Станешь ты здешним домовладельцем. Да ещё из первых. И фамилия твоя тут у всех на памяти. Как же, Лебедев! То был старший, теперь младший. Газета тебе нужна? Что ж, есть у нас и газета, да не одна. А там, глядишь, детишки у тебя с Ксаной пойдут, а там, глядишь, и в главные редактора продвинешься. Чем не жизнь?
— Да, жизнь хоть куда, — в тон Григорию сказал Костя.
Тот шутил, и ему должно было шутить. А между тем жизнь, про которую усмешливо толковал ему Григорий, была совсем не такой уж непривлекательной и унылой. В этой жизни Ксана присутствовала. Григорий о детях их даже помянул. Несбыточной, как сказка, показалась Косте эта жизнь. Вспыхнула в глазах и исчезла. Ведь шуточный вёл Григорий разговор, чуть–чуть даже глумливый.
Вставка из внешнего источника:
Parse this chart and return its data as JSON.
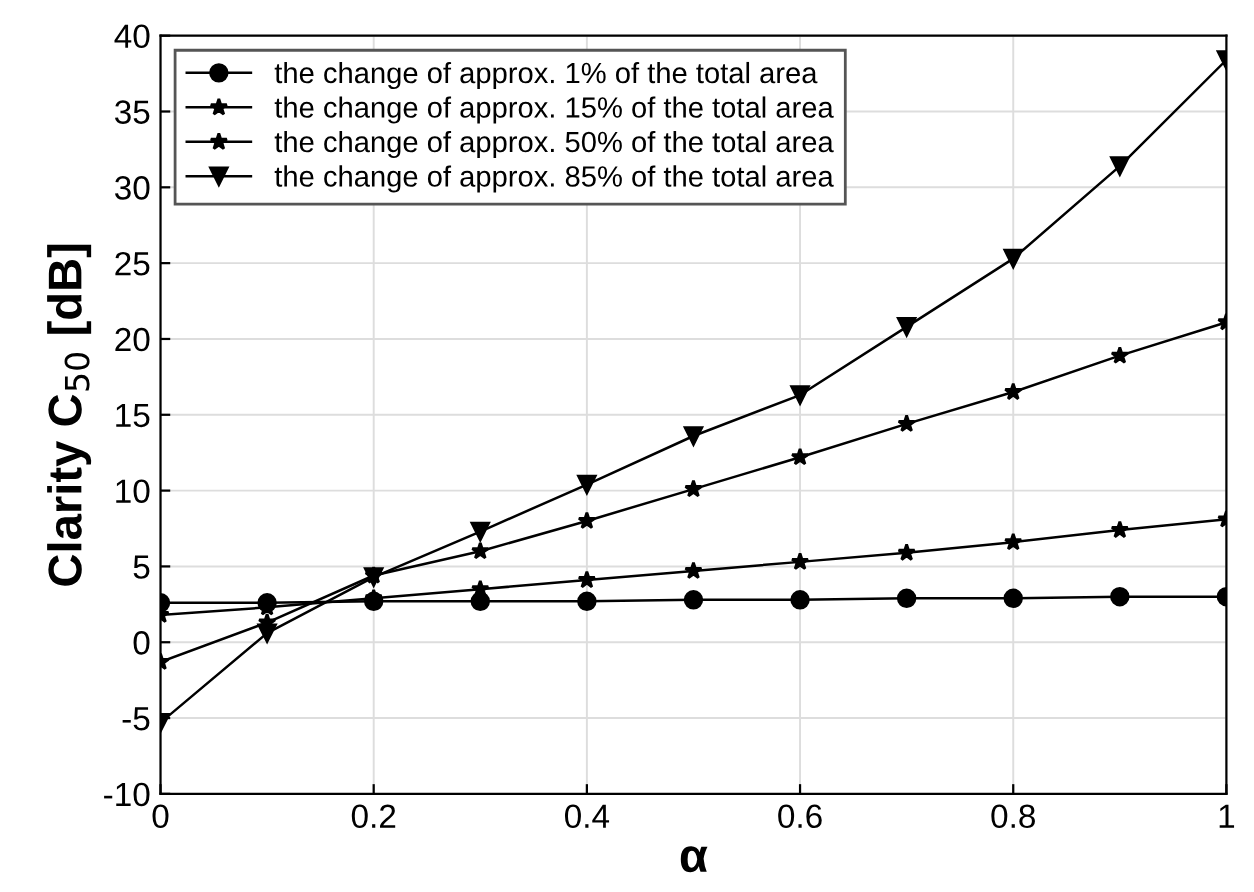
{
  "chart_data": {
    "type": "line",
    "xlabel": "α",
    "ylabel": "Clarity C$_{50}$ [dB]",
    "x": [
      0,
      0.1,
      0.2,
      0.3,
      0.4,
      0.5,
      0.6,
      0.7,
      0.8,
      0.9,
      1
    ],
    "series": [
      {
        "name": "the change of approx. 1% of the total area",
        "color": "#000000",
        "marker": "circle",
        "values": [
          2.6,
          2.6,
          2.7,
          2.7,
          2.7,
          2.8,
          2.8,
          2.9,
          2.9,
          3.0,
          3.0
        ]
      },
      {
        "name": "the change of approx. 15% of the total area",
        "color": "#000000",
        "marker": "star",
        "values": [
          1.8,
          2.3,
          2.9,
          3.5,
          4.1,
          4.7,
          5.3,
          5.9,
          6.6,
          7.4,
          8.1
        ]
      },
      {
        "name": "the change of approx. 50% of the total area",
        "color": "#000000",
        "marker": "star",
        "values": [
          -1.3,
          1.3,
          4.4,
          6.0,
          8.0,
          10.1,
          12.2,
          14.4,
          16.5,
          18.9,
          21.1
        ]
      },
      {
        "name": "the change of approx. 85% of the total area",
        "color": "#000000",
        "marker": "triangle",
        "values": [
          -5.3,
          0.6,
          4.3,
          7.3,
          10.4,
          13.6,
          16.3,
          20.8,
          25.3,
          31.4,
          38.4
        ]
      }
    ],
    "xlim": [
      0,
      1
    ],
    "ylim": [
      -10,
      40
    ],
    "xticks": [
      0,
      0.2,
      0.4,
      0.6,
      0.8,
      1
    ],
    "yticks": [
      -10,
      -5,
      0,
      5,
      10,
      15,
      20,
      25,
      30,
      35,
      40
    ],
    "grid": true,
    "legend": "top left",
    "line_style": "solid"
  }
}
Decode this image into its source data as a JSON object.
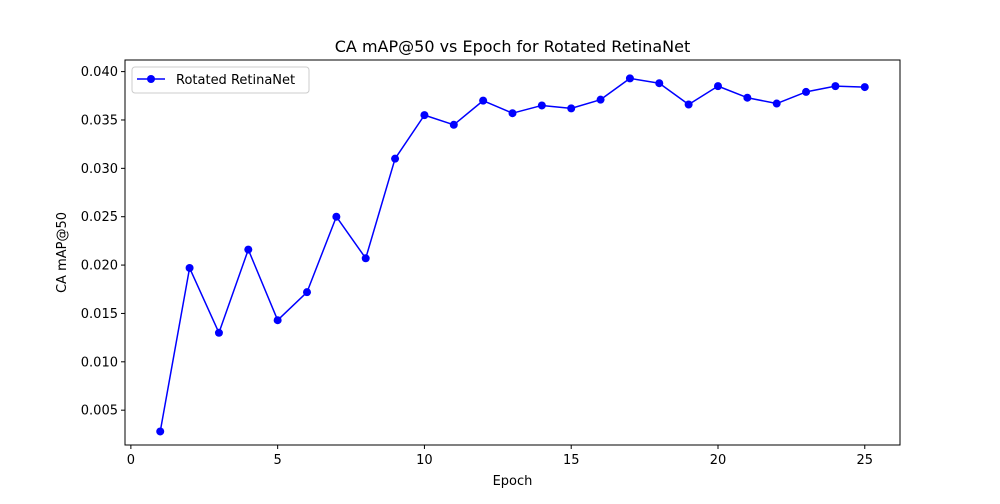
{
  "chart_data": {
    "type": "line",
    "title": "CA mAP@50 vs Epoch for Rotated RetinaNet",
    "xlabel": "Epoch",
    "ylabel": "CA mAP@50",
    "xlim": [
      -0.2,
      26.2
    ],
    "ylim": [
      0.0014,
      0.0412
    ],
    "xticks": [
      0,
      5,
      10,
      15,
      20,
      25
    ],
    "xtick_labels": [
      "0",
      "5",
      "10",
      "15",
      "20",
      "25"
    ],
    "yticks": [
      0.005,
      0.01,
      0.015,
      0.02,
      0.025,
      0.03,
      0.035,
      0.04
    ],
    "ytick_labels": [
      "0.005",
      "0.010",
      "0.015",
      "0.020",
      "0.025",
      "0.030",
      "0.035",
      "0.040"
    ],
    "grid": false,
    "legend_position": "top-left",
    "series": [
      {
        "name": "Rotated RetinaNet",
        "color": "#0000ff",
        "marker": "circle",
        "x": [
          1,
          2,
          3,
          4,
          5,
          6,
          7,
          8,
          9,
          10,
          11,
          12,
          13,
          14,
          15,
          16,
          17,
          18,
          19,
          20,
          21,
          22,
          23,
          24,
          25
        ],
        "y": [
          0.0028,
          0.0197,
          0.013,
          0.0216,
          0.0143,
          0.0172,
          0.025,
          0.0207,
          0.031,
          0.0355,
          0.0345,
          0.037,
          0.0357,
          0.0365,
          0.0362,
          0.0371,
          0.0393,
          0.0388,
          0.0366,
          0.0385,
          0.0373,
          0.0367,
          0.0379,
          0.0385,
          0.0384
        ]
      }
    ]
  }
}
— А что ты тем временем станешь делать? — спросил Костя. — Завоюешь Москву?
— Непременно. Вот выдам замуж сестрицу и подамся отсюда. Ну, может, придётся кончить институт. А уж потом… Григорий Уразов не для здешних мест. Здесь только горы высокие, а так провинция из провинций. Но ты не горюй, я буду наезжать к вам. Охота здесь изумительная. Кстати, ты дядины ружьишки не вздумай продавать, если что. Таких ружей теперь не найти. Подаришь хоть одно родственничку‑то? Кем я тебе вскорости стану? Свояком? Шурином? Деверем? Может, егерем?
— Скорее всего.
— Надо будет вашу тётю Лизу спросить. Она во всех этих родственных связях разбирается лучше попа. Ох, и не рада же она, что ты прикатил! Смотри, ещё отравит. Думала, все ей достанется, и вдруг — ты. Обидно, а?
— Не болтай, — сказал Костя. — Хватит, пожалуй.
— А я не болтаю, я серьёзно говорю. Деньги! Кто это придумал, какой умник, что в нашем обществе деньги теряют силу? Вот уж глупистика! Конечно, если этих денег всего ничего, то и не стоит о них говорить. Тогда, и верно, прокути все, как мы умеем, за один вечер, и баста. Но если денег много, если их тысяч за тридцать, — а столько, говорят, твоя тётушка и стоит, — если ещё и дом, и машина, то вы уж меня извините, дорогие товарищи, вы уж меня извините…
Ну вот они и подкатили к широкой, ровной площадке, похожей на дно высохшей реки. Город остался позади, впереди лежали горы, к ним уходила, завинчиваясь, дорога, по которой проезжал вчера Костя. Отсюда дорога эта казалась узкой стальной спиралью. Солнце сверкало на её изгибах, на погибельно крутых поворотах. Не верилось, что вчера они взобрались по этой спирали вон до тех чёрных скал и ещё дальше, дальше. Всё, что было дальше, было сокрыто от глаз.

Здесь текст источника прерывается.